To date, DeFi products hold $9.3 billion of total value locked in DeFi protocol’s smart contracts. What started as an experimental and often confusing segment of the blockchain industry is now the industry’s most popular. This is largely due to the high income earning opportunities DeFi protocols have presented to yield farmers (or users).
Who are yield farmers?
When you deposit money in a bank, you’re effectively providing capital, for which you receive interest in return. Similarly in DeFi protocols, users (Yield farmers) provide liquidity in the protocols. In return, they earn interest, a portion of trading fees, or incentives in the form of DeFi’s protocol own cryptocurrency.
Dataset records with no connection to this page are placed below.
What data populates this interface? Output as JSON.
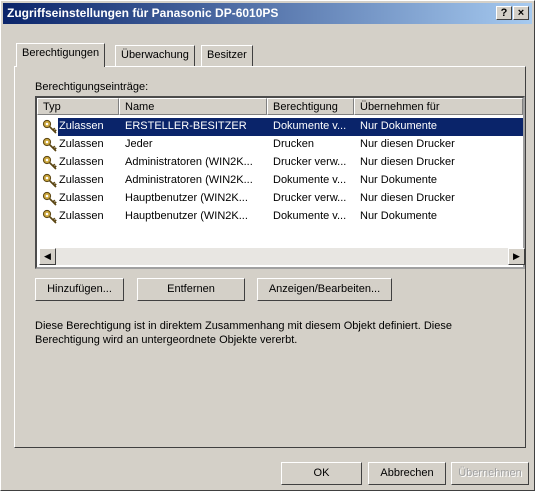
{
  "window": {
    "title": "Zugriffseinstellungen für Panasonic DP-6010PS",
    "help_button": "?",
    "close_button": "×"
  },
  "tabs": [
    {
      "label": "Berechtigungen",
      "active": true
    },
    {
      "label": "Überwachung",
      "active": false
    },
    {
      "label": "Besitzer",
      "active": false
    }
  ],
  "permissions": {
    "group_label": "Berechtigungseinträge:",
    "columns": [
      "Typ",
      "Name",
      "Berechtigung",
      "Übernehmen für"
    ],
    "rows": [
      {
        "type": "Zulassen",
        "name": "ERSTELLER-BESITZER",
        "permission": "Dokumente v...",
        "apply_to": "Nur Dokumente",
        "selected": true
      },
      {
        "type": "Zulassen",
        "name": "Jeder",
        "permission": "Drucken",
        "apply_to": "Nur diesen Drucker"
      },
      {
        "type": "Zulassen",
        "name": "Administratoren (WIN2K...",
        "permission": "Drucker verw...",
        "apply_to": "Nur diesen Drucker"
      },
      {
        "type": "Zulassen",
        "name": "Administratoren (WIN2K...",
        "permission": "Dokumente v...",
        "apply_to": "Nur Dokumente"
      },
      {
        "type": "Zulassen",
        "name": "Hauptbenutzer (WIN2K...",
        "permission": "Drucker verw...",
        "apply_to": "Nur diesen Drucker"
      },
      {
        "type": "Zulassen",
        "name": "Hauptbenutzer (WIN2K...",
        "permission": "Dokumente v...",
        "apply_to": "Nur Dokumente"
      }
    ],
    "icon": "key-icon"
  },
  "buttons": {
    "add": "Hinzufügen...",
    "remove": "Entfernen",
    "view_edit": "Anzeigen/Bearbeiten...",
    "ok": "OK",
    "cancel": "Abbrechen",
    "apply": "Übernehmen"
  },
  "description": "Diese Berechtigung ist in direktem Zusammenhang mit diesem Objekt definiert. Diese Berechtigung wird an untergeordnete Objekte vererbt.",
  "colors": {
    "selection": "#0a246a",
    "titlebar_start": "#0a246a",
    "titlebar_end": "#a6caf0"
  }
}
Comparison of crypto yield farming with traditional interest-bearing accounts:
Unlike traditional savings accounts, yield farming reward you with a higher interest rate and your money grows even faster thanks to compound interest — which lets you earn interest on interest. The higher your annual percentage yield (APY), the faster your money grows and you get a better return than you would with a traditional savings account.
The national average APY on savings accounts is just 0.06%, according to the Federal Deposit Insurance Corporation (FDIC). That’s over 50-100 times less than what the crypto yield farming strategies offer.
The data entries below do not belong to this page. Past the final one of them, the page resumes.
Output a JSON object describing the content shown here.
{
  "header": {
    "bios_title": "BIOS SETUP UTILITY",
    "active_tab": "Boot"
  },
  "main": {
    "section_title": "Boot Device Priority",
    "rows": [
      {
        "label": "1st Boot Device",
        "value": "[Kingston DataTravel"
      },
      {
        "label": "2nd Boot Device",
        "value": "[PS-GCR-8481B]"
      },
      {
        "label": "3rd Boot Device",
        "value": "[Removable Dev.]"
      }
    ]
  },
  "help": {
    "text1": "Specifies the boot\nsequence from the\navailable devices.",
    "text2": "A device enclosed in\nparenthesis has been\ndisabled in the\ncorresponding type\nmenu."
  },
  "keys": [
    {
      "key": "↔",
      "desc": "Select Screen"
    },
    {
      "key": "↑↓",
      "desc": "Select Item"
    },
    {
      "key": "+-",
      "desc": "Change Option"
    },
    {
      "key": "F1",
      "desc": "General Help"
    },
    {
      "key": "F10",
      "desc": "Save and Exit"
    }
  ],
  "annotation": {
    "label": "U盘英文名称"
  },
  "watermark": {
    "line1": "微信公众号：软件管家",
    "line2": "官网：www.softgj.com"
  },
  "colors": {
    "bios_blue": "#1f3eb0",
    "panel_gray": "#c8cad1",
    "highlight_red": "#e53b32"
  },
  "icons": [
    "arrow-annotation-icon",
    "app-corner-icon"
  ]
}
For instance, let’s look at Compound. A person can put USDC into Compound and earn 2.72% on it. They can put tether (USDT) into it and earn 2.11%. Remember most U.S. bank accounts earn less than 0.06%, which is close enough to nothing.
DeFi gets exponential returns but it has its own caveats
There’s a reason the interest rates are so much juicier: DeFi is a far riskier place to park your money. First, there are no Federal laws protecting these funds. If Compound were ever compromised, users could find themselves unable to withdraw their funds when they wanted. Another example is betting on a stable coin (like USDT) whose transparency about the real-world dollars it’s supposed to hold in a real-world bank is questionable.
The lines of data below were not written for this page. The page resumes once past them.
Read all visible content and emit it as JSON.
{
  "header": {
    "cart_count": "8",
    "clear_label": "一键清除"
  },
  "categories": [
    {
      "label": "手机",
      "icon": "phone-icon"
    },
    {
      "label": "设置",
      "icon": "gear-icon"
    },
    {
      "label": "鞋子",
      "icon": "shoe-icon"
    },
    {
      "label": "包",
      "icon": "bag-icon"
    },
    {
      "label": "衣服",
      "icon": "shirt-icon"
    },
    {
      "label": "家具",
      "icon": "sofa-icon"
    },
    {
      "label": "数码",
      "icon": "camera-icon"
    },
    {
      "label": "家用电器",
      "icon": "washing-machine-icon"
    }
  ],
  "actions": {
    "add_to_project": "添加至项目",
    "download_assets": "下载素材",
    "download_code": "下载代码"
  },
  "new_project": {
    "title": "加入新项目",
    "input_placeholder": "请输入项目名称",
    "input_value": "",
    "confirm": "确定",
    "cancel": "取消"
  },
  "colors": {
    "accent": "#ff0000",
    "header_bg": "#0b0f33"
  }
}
Secondly, DeFi products smart contracts that ensure trustless, permissionless exchange of trade are not risk-free. Recently in a podcast with Laura Shin, ETH co-founder Buterin said he was not confident that even audited platforms and protocols could guarantee that they wouldn’t ‘break’ within a set period of time by a set percentage margin.
We’ve already seen big failures in DeFi products. MakerDAO had one so bad this year that people had to give the name – “Black Thursday.” There was also the exploit against flash loan provider bZx. These things do break and when they happen, money gets lost.
Minimizing DeFi risk:
A smart investor can reduce the risk exposures in the pool by spreading its allocation across multiple products (or pools), however, such a strategy gives rise to new challenges.
- Which strategy to choose: Given the rise of DeFi protocols and new strategies getting added each week, it has become difficult to track best performing risk-adjusted alternative strategies.
- Operation cost (Gas fee): Spreading allocation and moving assets in and out to tap on best strategies causes additional gas fees, cutting down their APY returns.
Given the above-described challenge, many new DeFi asset management protocols have risen to the occasion with the primary purpose to provide optimized yields with minimum/adjusted risk. One such project is APY.Finance.
Instead of multiple transactions and incur $100 gas fees just to implement strategies, all users deposit are collected in a pool. As the value in the pool gets accumulated, the APY.Finance platform routes the entire fund in a single transaction to the respective strategy.
Think of it as 100 individuals sending their fund to a DeFi protocol. Each transaction could cost approx. on an average 3$ in gas fees. What if all these transactions are compiled and sent as one. The transaction fee is then shared, saving excess of 99% gas fees. Note: this works for yield farmers who are continuously on a lookout for best strategies, thus always moving their funds from protocol to protocol.
With the problem of gas fee solved, the pools in APY.Finance can hop from one to another strategy and diversify the user’s funds. This reduces the downside risk in the event of a vulnerability. The key here is strategy selection and allocating funds based on the risk score. This is achieved through the platform’s governance token.
Governance tokens have far-reaching effects on the DeFi landscape. The more capital the governance can influence, the more valuable it could be. In simple terms, it determines power over the platform and key decisions. Therefore, it is important to have a wider distribution of governance tokens, thereby, giving the community an increased amount of power.
APY.Finance plans to give the community increasing amounts of power over the governance of the platform by allowing the community to:
- vote on risk scores for strategies.
- determine their level of risk tolerance.
- propose new strategies and
- allow changes to the strategies.
This way the platform also keeps itself up-to-date with the users (community) latest interest. Additionally, it adapts to the strategies proactively as the marketplace evolves, thereby ensuring continued usage.